I have been using the same thermometer for mashing temps, sparge temps, boil temps. All of my brews have been good. At 218 on the therm I get a nice smooth rolling boil. So I dont see how 218 is impossible? I dunno either way I hit my numbers, volumes, and temps needed to brew im happy :)
 
It's essentially puts a time bomb in your beer. The more oxygen you introduce on the hot side the shorter the fuse (again from what i have read). The tests i read were both brewers who ferment under CO2 in a keg. Basically once the yeast is introduced their beer never sees oxygen till its poured. Yet after these tests the beer started going bad around the 3 month mark. They would just start tasting a bit stale and within a month or so develop the classic wet cardboard flavor. Compared to a test batch that lasted 6 months before the keg went dry... It's enough of a test I just try to minimize splashing and sloshing while the beer is hot, but I don't panic over it because honestly how many our beers last that long...

That sounds like nonsense to me.

There's a limit to how much free o2 can go into solution. This limit is lower the higher the temperature.

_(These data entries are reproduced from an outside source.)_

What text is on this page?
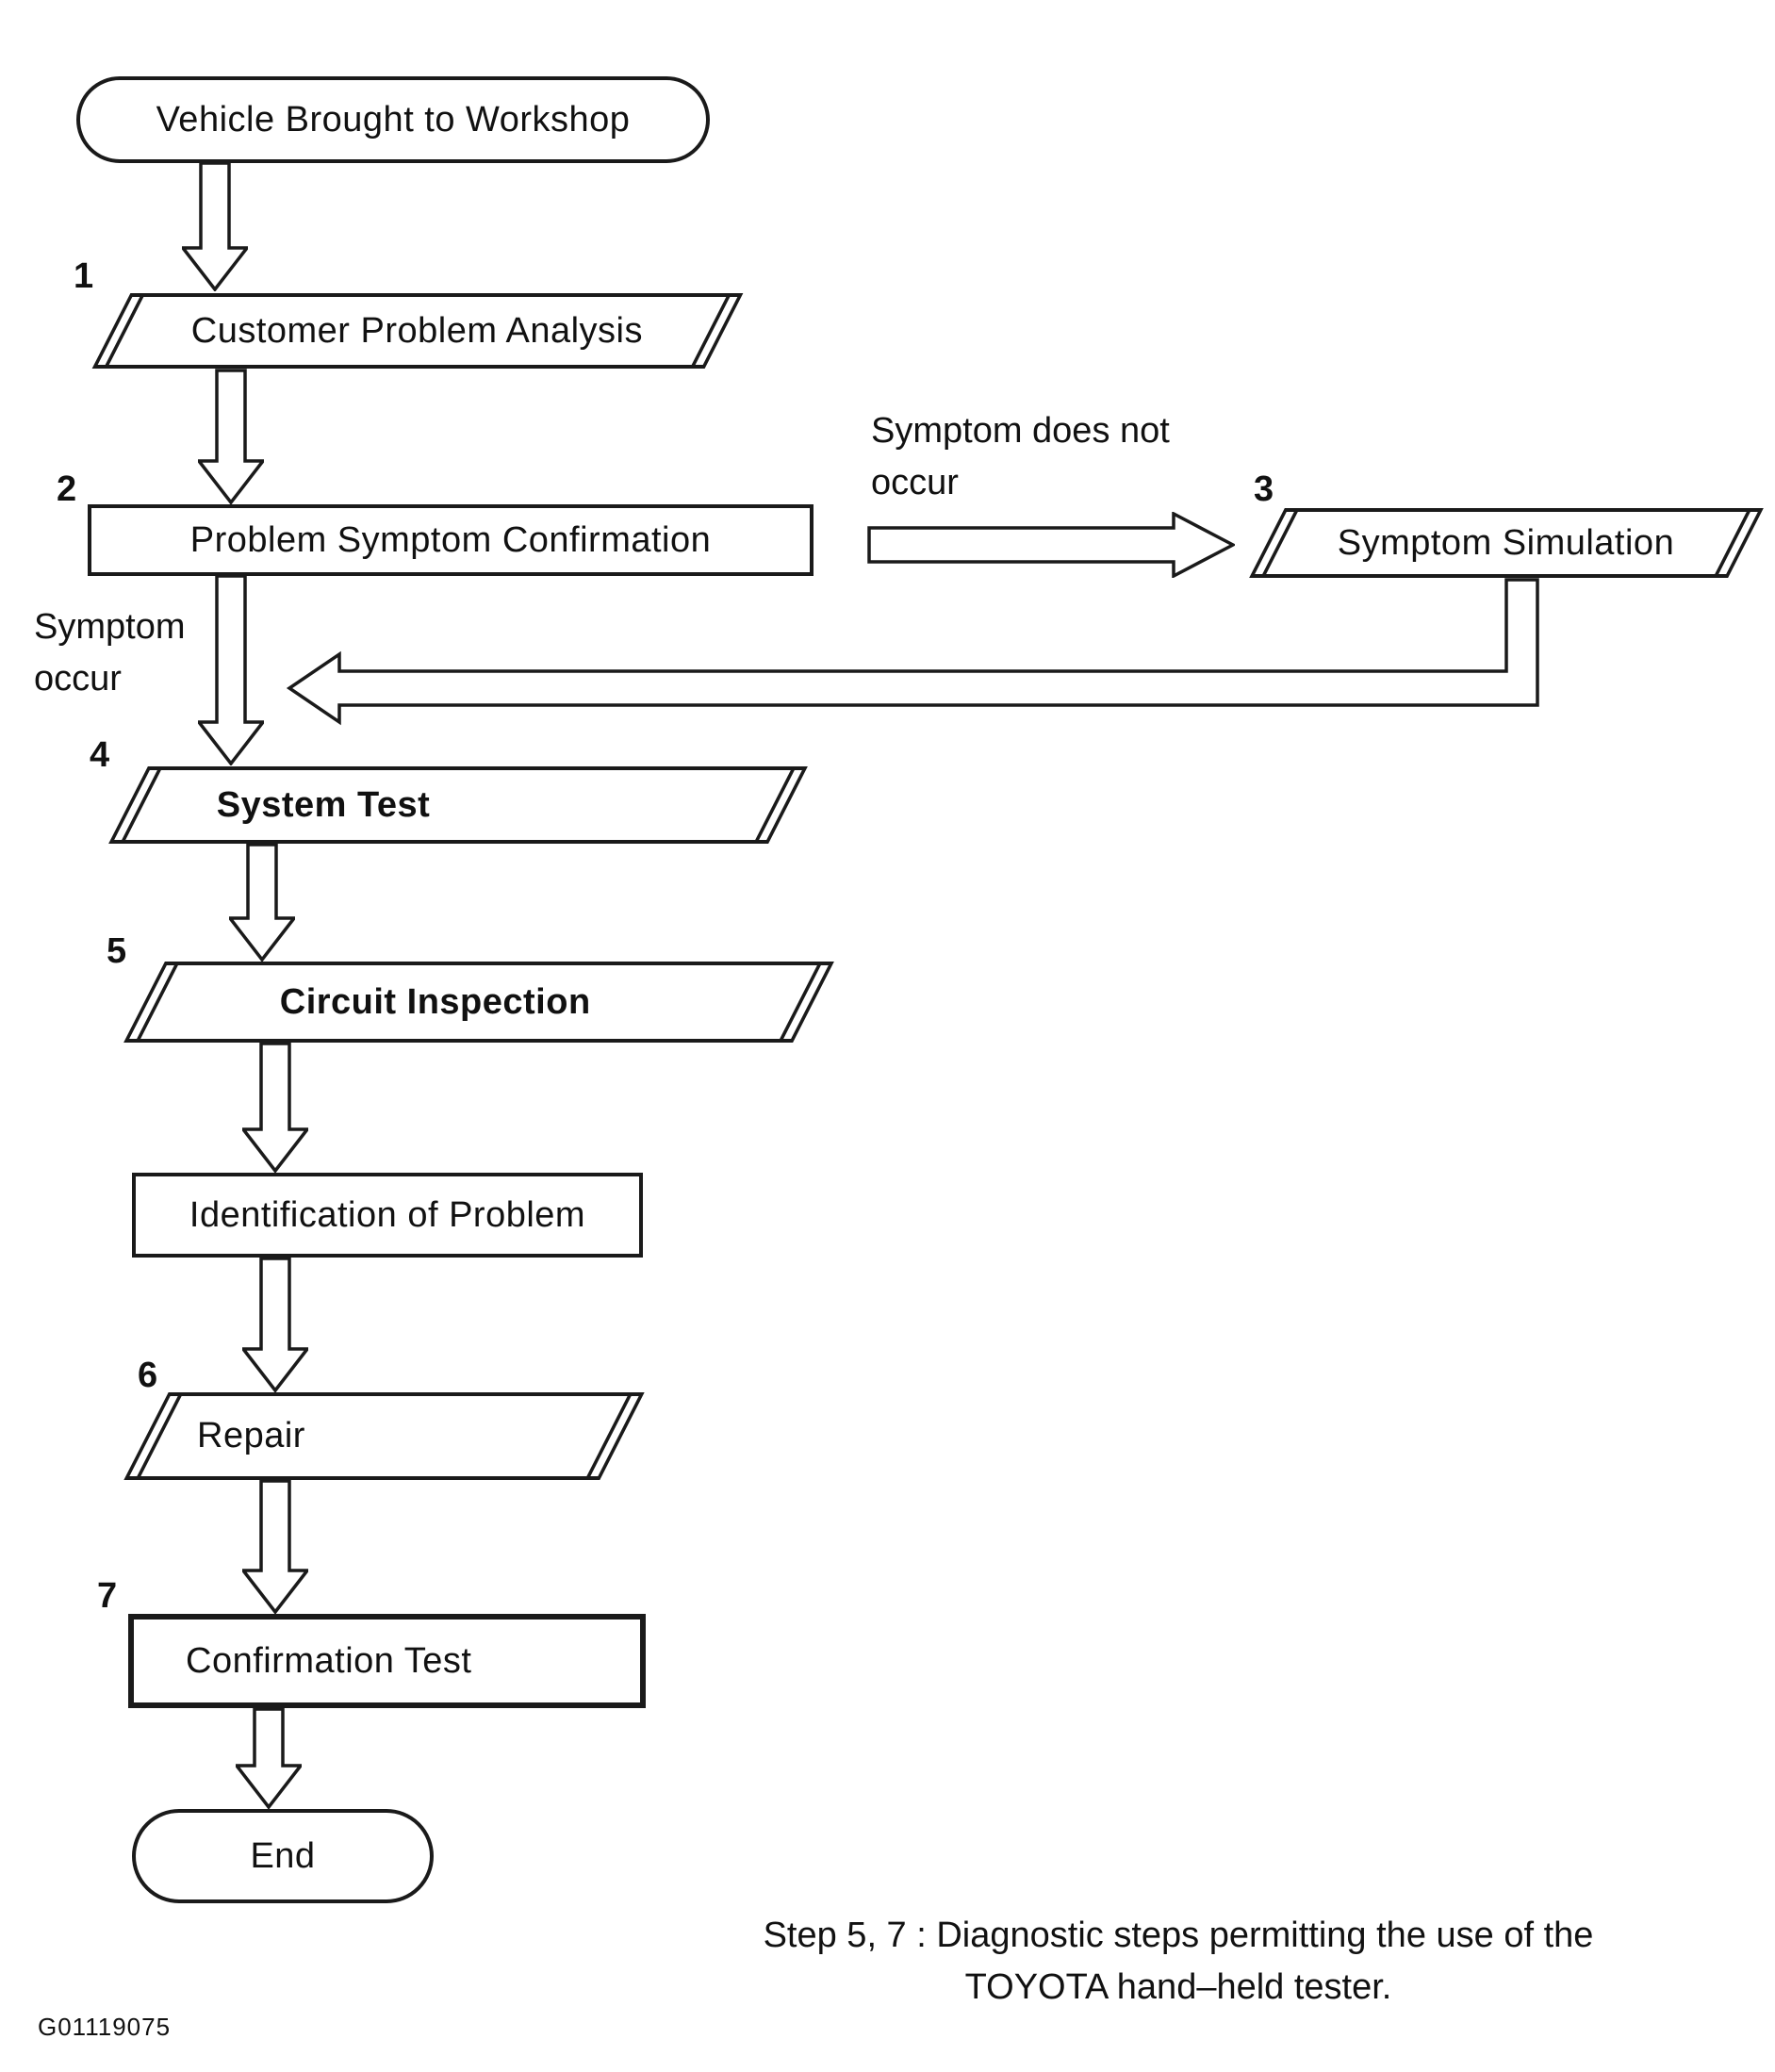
Vehicle Brought to Workshop
1
Customer Problem Analysis
2
Problem Symptom Confirmation
Symptom does not
occur	3
Symptom Simulation
Symptom
occur
4
System Test
5
Circuit Inspection
Identification of Problem
6
Repair
7
Confirmation Test
End
Step 5, 7 : Diagnostic steps permitting the use of the
TOYOTA hand–held tester.
G01119075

If you'd told me that something in the wort gets oxidized because of exposure to atmosphere while hot, sure, maybe.
 
There's a limit to how much free o2 can go into solution. This limit is lower the higher the temperature.

:mug: Exactly! I can see how, in theory, this could pose a problem if the ferment is under pressure, but even then in's contradictory to so many other things at best. I really, really, don't think this is an issue for the majority of home brewers out there.
 
TimpanogosSlim said:
That sounds like nonsense to me.

There's a limit to how much free o2 can go into solution. This limit is lower the higher the temperature.

If you'd told me that something in the wort gets oxidized because of exposure to atmosphere while hot, sure, maybe.

That's what I meant. Not oxygenate, oxidize.. My bad

I just don't want to get I the habit of splashing boiling hot liquid around anyway so :).